We have already observed that it is easier to answer this question than to propound it. The answer is found in the psychology of the European administration of justice.

When an injured party appeals to the court he has in mind, as the reason why it is the duty of the judge to interfere, not his economic advantage, nor the principles of ethics or similar things. Nor does he think of the greater personal sagacity and the greater experience of the judge, by which he may be able to find a way out of a tangle of conflicting wills even where the parties cannot see a solution. A European judge is no Oriental sage who is to point out the right course to the parties by virtue of his own higher wisdom. The only authority on which everybody relies, when they assemble together, the injured party and the wrongdoer, as well as the judge, is exclusively and solely the will of the State, embodied in the laws that have been broken. This being so, the judge would hardly supply the wants of the parties if he allowed any doubt to arise but what these commands of the State are really sufficient to settle every contention. Suppose that a decision were to read something like this: We cannot be quite sure what the legislator had in mind regarding the solution of this particular conflict, or whether he ever imagined that one would arise in this particular form; but making use of the provisions of the law on the one hand, and relying on the other hand upon traditions, economic needs of the community, ethical sentiments, popular customs, and so forth, we hold that the proper way for you to act is so and so. A decision of that sort would not be a legal decision at all. The parties would simply reply, that is not what we have asked you to tell us. True, some will deny that a clearer conception among the laity regarding the true process of arriving at legal (and for that matter, ethical) judgments, and the influence social forces exercise thereon would destroy the authority of such judgments.186 The inexactitudes of the theory of interpretation, however, would seem to prove that proposition.

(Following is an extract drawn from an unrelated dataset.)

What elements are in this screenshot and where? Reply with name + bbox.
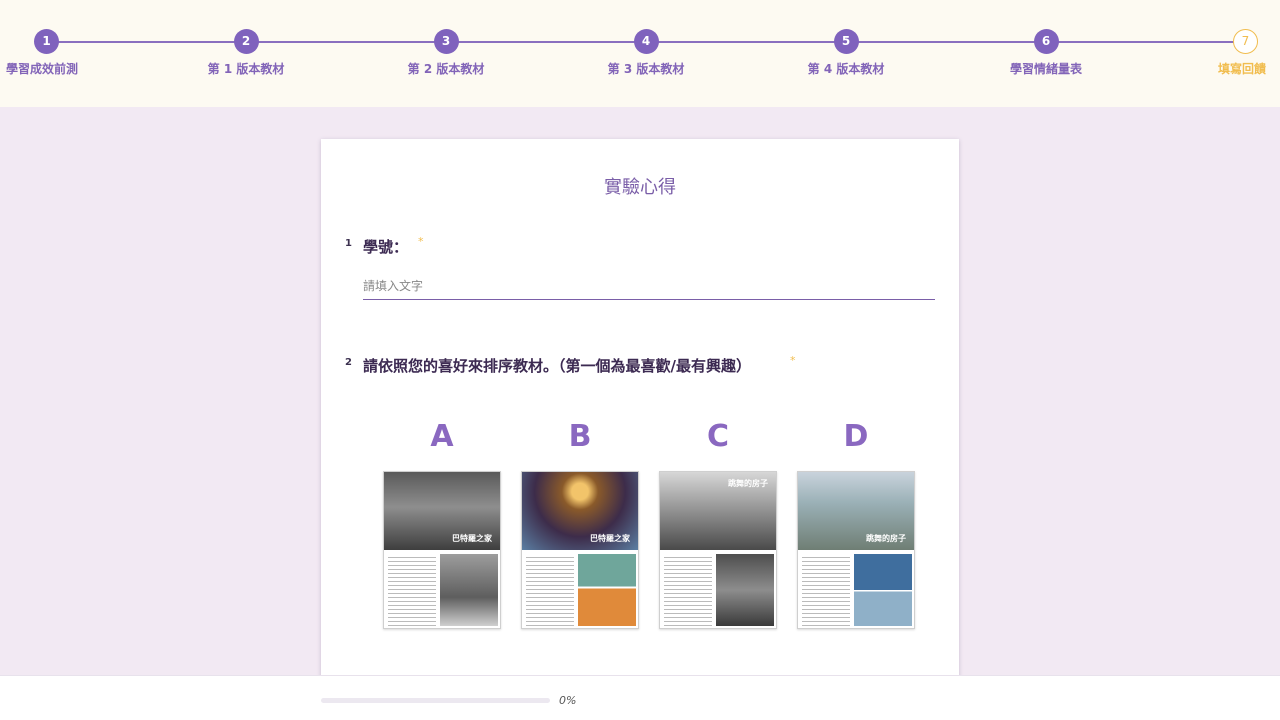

186 See Merkel, in Holtzendorff's Enzyklopadie der Rechtswissenschaft, Sec. 14, in controversy with Kirchmann and Ree there cited.

This social want it is, rather than the positive recognition of the true condition of things, which has imbued the traditional juridical forms of thought with life and created the theory corresponding with them.

This social want requires that every decision shall take on the appearance of a necessary consequence of some legal rule, arrived at by strictly logical deduction and subsumption. It makes no difference how many factors other than the commands of the State have contributed to the result. Even analogy must clothe itself in the guise of some further logical consequence of a "latent" legal rule. It is for the purpose of supplying this social want to the greatest extent possible, that the "will of the legislator" was deprived of every semblance of reality, or that the inquiry into the intention of the parties is pursued far beyond the limits where the possibility of knowledge ceases.